How can vector calculus 'del' relationships be derived using other identities?

[member 428835]

hey all!

i was hoping someone could either state an article or share some knowledge with a way (if any) to derive the vector calculus "del" relationships. i.e. $$ \nabla \cdot ( \rho \vec{V}) = \rho (\nabla \cdot \vec{V}) + \vec{V} \cdot (\nabla\rho)$$

now i do understand this to be like the product rule but is there any way to derive this in a similar fashion to other vector calculus identities, perhaps using the Kronecker delta or the permutation epsilon?

as an example, i can derive almost any trig identity using $$e^{i \theta}=\cos \theta+i \sin \theta$$ by making changes to $\theta$, perhaps letting $\theta = \alpha + \beta$ and then equating real and imaginary parts and doing a little bit of algebra.

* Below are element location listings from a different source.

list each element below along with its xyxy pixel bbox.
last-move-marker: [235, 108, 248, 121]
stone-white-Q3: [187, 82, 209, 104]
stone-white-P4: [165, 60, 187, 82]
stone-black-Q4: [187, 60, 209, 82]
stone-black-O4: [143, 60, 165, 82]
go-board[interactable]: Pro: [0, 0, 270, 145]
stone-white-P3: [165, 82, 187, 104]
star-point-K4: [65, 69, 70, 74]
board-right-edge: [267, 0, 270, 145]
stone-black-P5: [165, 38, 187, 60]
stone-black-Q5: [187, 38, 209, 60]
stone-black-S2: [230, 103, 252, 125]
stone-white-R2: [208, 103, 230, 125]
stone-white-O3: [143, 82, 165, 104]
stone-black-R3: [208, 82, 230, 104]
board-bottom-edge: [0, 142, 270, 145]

is there anything like this for vector identities (perhaps not a base equation, but a method?)

thanks for your help!

 

[jedishrfu]

If you use x,y,z components for the vector then do some rearrangements you can prove it.

 

[WannabeNewton]

Pretty much every curl, divergence, and gradient identity can be proven easily and elegantly using indices. For example, consider the very useful formula $\vec{\nabla} \times (\vec{\nabla} \times \vec{\xi}) = \vec{\nabla}(\vec{\nabla}\cdot \vec{\xi}) - \vec{\nabla}^2 \vec{\xi}$.

We have $(\vec{\nabla} \times (\vec{\nabla} \times \vec{\xi}))^i \\= \epsilon^{ijk}\partial_{j}(\epsilon_{krl}\partial^{r}\xi^{l}) \\= (\delta^{i}_{r}\delta^{j}_{l} - \delta^{j}_{r}\delta^{i}_{l})\partial_{j}\partial^{r}\xi^{l} \\= \partial^{i}\partial_{l}\xi^{l} - \partial_{r}\partial^{r}\xi^{i}\\ = (\vec{\nabla}(\vec{\nabla}\cdot \vec{\xi}))^i - (\vec{\nabla}^2\vec{\xi})^i$
as desired.

 

[member 428835]

thanks wannabe Newton